I was thinking about this last week when we were discussing some details about urine diversion dry toilets. Which are often called composting toilets.
In reading material about them, I began to notice that there was a divide between the way they are understood - some think of them as imperfect anaerobic digesters, others as imperfect aerobic composting units. And the problem is that in thinking in such a linear way about them (in either direction) seems to discount the possibility that they can be both - both operating aerobically and anaerobically at the same time. And also seems to avoid the point that like the curate’s egg, however you try to dress them up or however you try to understand the processes, they’re still imperfect.
And this becomes important when people know that they are imperfect and are aware that some better options exist. I was reading this interesting story about a backlash against the VIP latrines in eThekwini (which I have been reading quite a lot about recently). The municipality has a policy of constructing VIP latrines as a low-cost way to provide people with better sanitation. This involves building the units and also having them emptied periodically. They have also now suppled 80 000 simple urine diversion toilets, where the faeces falls into buckets that the users have to empty.
According to the article, 88.3 of people in the area have flush toilets and those who have only the UD bucket toilets are saying that they should have flush rather than the UD or VIP systems. They are saying that the options they are given are Curate’s eggs.

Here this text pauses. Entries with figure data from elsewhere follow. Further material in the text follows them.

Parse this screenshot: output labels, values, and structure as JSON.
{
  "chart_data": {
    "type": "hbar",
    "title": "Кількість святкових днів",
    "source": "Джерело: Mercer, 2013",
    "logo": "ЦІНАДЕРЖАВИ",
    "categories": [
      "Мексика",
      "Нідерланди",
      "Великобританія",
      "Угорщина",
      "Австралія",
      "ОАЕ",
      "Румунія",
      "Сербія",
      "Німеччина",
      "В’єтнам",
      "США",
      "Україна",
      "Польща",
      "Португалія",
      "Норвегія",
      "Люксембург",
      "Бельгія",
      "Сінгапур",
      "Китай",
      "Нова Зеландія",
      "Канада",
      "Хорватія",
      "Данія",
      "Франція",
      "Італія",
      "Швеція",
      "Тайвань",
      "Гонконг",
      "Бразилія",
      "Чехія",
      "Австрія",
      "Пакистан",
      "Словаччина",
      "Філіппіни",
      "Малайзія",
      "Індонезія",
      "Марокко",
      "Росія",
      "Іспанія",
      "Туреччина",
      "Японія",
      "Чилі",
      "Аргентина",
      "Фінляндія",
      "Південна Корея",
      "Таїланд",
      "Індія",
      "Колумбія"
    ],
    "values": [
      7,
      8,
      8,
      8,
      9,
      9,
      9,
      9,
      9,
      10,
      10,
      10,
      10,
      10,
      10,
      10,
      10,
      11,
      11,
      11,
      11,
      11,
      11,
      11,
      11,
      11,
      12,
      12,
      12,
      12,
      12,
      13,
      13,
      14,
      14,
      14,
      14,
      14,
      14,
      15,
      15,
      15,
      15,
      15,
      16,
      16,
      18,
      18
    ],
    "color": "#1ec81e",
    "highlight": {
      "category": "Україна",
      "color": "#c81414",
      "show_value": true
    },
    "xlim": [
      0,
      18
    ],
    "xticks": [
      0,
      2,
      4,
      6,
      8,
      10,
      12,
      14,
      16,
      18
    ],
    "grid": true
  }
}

Which is an interesting point of human psychology. I was reading previously about communities who were exposed to idea of sanitation via CLTS rejecting the whole thing because they’d been told that their aspirations were too high. Here, the toilets are being rejected because people know that better sanitation options are available and therefore by being offered something which is perceived as being of low quality, they’re being treated like second-class citizens. Of course, they are right, they are being treated like second-class citizens.

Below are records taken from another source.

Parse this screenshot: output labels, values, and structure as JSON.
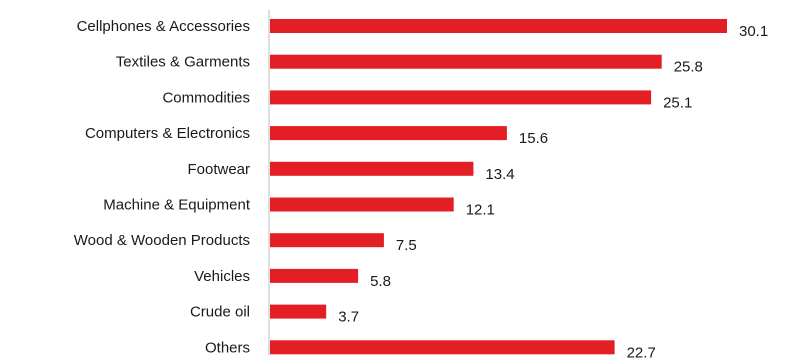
{
  "chart_data": {
    "type": "bar",
    "orientation": "horizontal",
    "categories": [
      "Cellphones & Accessories",
      "Textiles & Garments",
      "Commodities",
      "Computers & Electronics",
      "Footwear",
      "Machine & Equipment",
      "Wood & Wooden Products",
      "Vehicles",
      "Crude oil",
      "Others"
    ],
    "values": [
      30.1,
      25.8,
      25.1,
      15.6,
      13.4,
      12.1,
      7.5,
      5.8,
      3.7,
      22.7
    ],
    "value_labels": [
      "30.1",
      "25.8",
      "25.1",
      "15.6",
      "13.4",
      "12.1",
      "7.5",
      "5.8",
      "3.7",
      "22.7"
    ],
    "xlim": [
      0,
      30.1
    ],
    "grid": false,
    "legend": "none",
    "bar_color": "#e31e24"
  }
}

Rationally, though, it doesn’t seem to make much sense. If you have no sanitation and someone offers to give you something, you are supposed to welcome and use it. Even if you are aware that better options exist, you are supposed to stoically welcome the development as a first step for you on the sanitation ladder.
I just don’t know what you do when a #WASH intervention is rejected because users know that you could/should be giving them something better.